— Ты что, они же из меня всю кровь выпьют за это время! А потом, это для вас они запрещены, а для них эти запреты не проблема, больше заплатят, и все им разрешат, вот увидишь. Ну подумай, что можно сделать.
— Ладно, я подумаю, Регина. — Я опять зевнула.
— А вообще, знаешь: пожалуй, я им разрешу провести экспертизу. Пусть заткнутся. Я лучше свадьбу отложу ради такого дела. Зато потом, если они после установления отцовства что-нибудь квакнут…
— Может, ты и права, — согласилась я, держась за щеку.

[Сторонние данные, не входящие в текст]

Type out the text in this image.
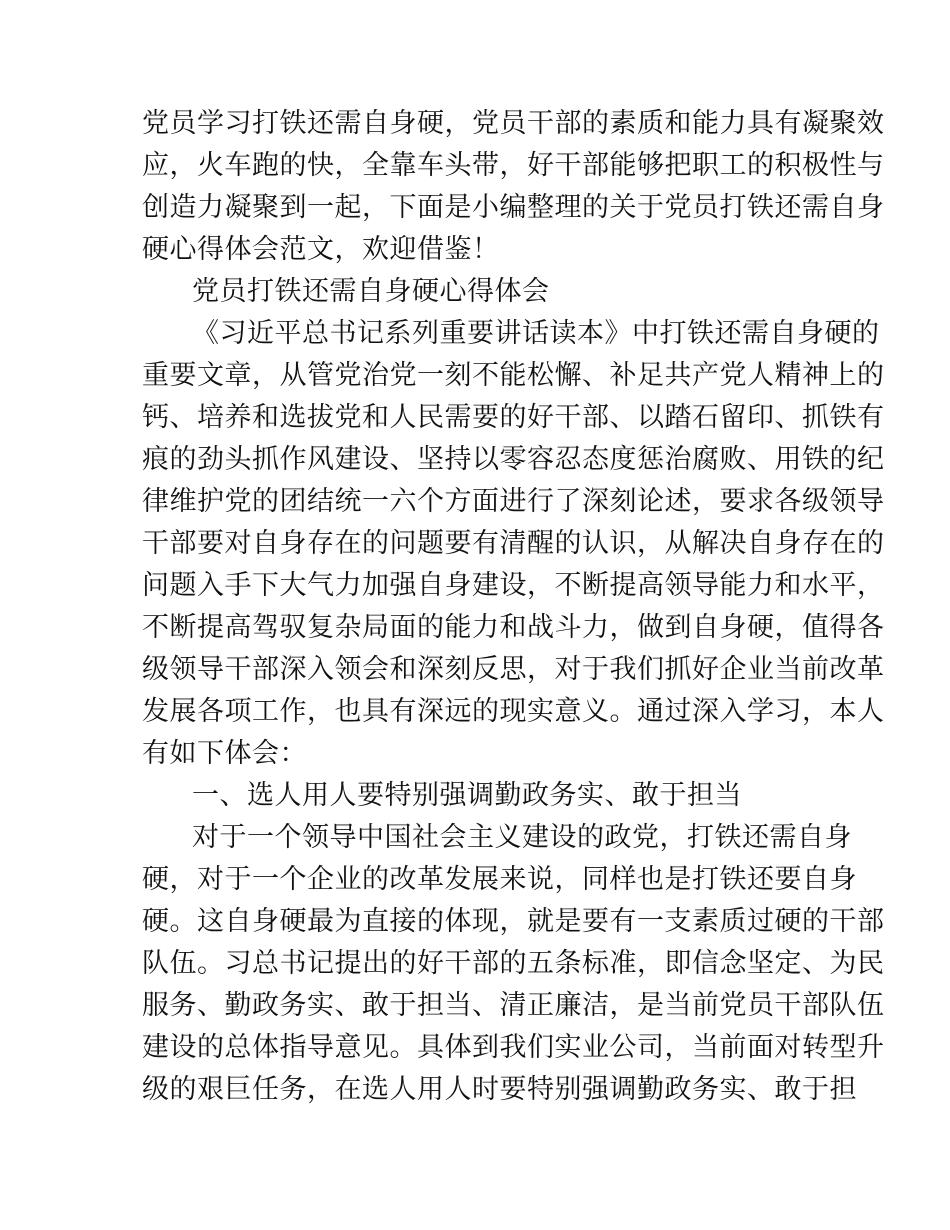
党员学习打铁还需自身硬，党员干部的素质和能力具有凝聚效
应，火车跑的快，全靠车头带，好干部能够把职工的积极性与
创造力凝聚到一起，下面是小编整理的关于党员打铁还需自身
硬心得体会范文，欢迎借鉴！
党员打铁还需自身硬心得体会
《习近平总书记系列重要讲话读本》中打铁还需自身硬的
重要文章，从管党治党一刻不能松懈、补足共产党人精神上的
钙、培养和选拔党和人民需要的好干部、以踏石留印、抓铁有
痕的劲头抓作风建设、坚持以零容忍态度惩治腐败、用铁的纪
律维护党的团结统一六个方面进行了深刻论述，要求各级领导
干部要对自身存在的问题要有清醒的认识，从解决自身存在的
问题入手下大气力加强自身建设，不断提高领导能力和水平，
不断提高驾驭复杂局面的能力和战斗力，做到自身硬，值得各
级领导干部深入领会和深刻反思，对于我们抓好企业当前改革
发展各项工作，也具有深远的现实意义。通过深入学习，本人
有如下体会：
一、选人用人要特别强调勤政务实、敢于担当
对于一个领导中国社会主义建设的政党，打铁还需自身
硬，对于一个企业的改革发展来说，同样也是打铁还要自身
硬。这自身硬最为直接的体现，就是要有一支素质过硬的干部
队伍。习总书记提出的好干部的五条标准，即信念坚定、为民
服务、勤政务实、敢于担当、清正廉洁，是当前党员干部队伍
建设的总体指导意见。具体到我们实业公司，当前面对转型升
级的艰巨任务，在选人用人时要特别强调勤政务实、敢于担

Регина посидела еще немного, придумывая страшные казни бывшим родственникам в случае своей победы, и распрощалась со мной, стребовав предварительно с меня обещание присутствовать при эксгумации вместе с ней. После посещения Регины в квартире до утра пахло продукцией фирмы «Элизабет Арден». Я вдыхала аромат «5 Авеню» всю ночь, не в состоянии уснуть из-за зубной боли. Утром я обнаружила, что распухла не только десна, но и щека. Я проверила запасы анальгина, солпадеина, эфферал-ана («Девушка, какое средство самое лучшее от головной боли?» — «Бабушка, возьмите эффералган упса…» — «Господи, я у мужа-то никогда не брала, а уж у пса…»), набила ими сумочку, позвонила маме, чтобы она приехала за Гошей, поцеловала его, сонного, в теплый лобик и отбыла на работу.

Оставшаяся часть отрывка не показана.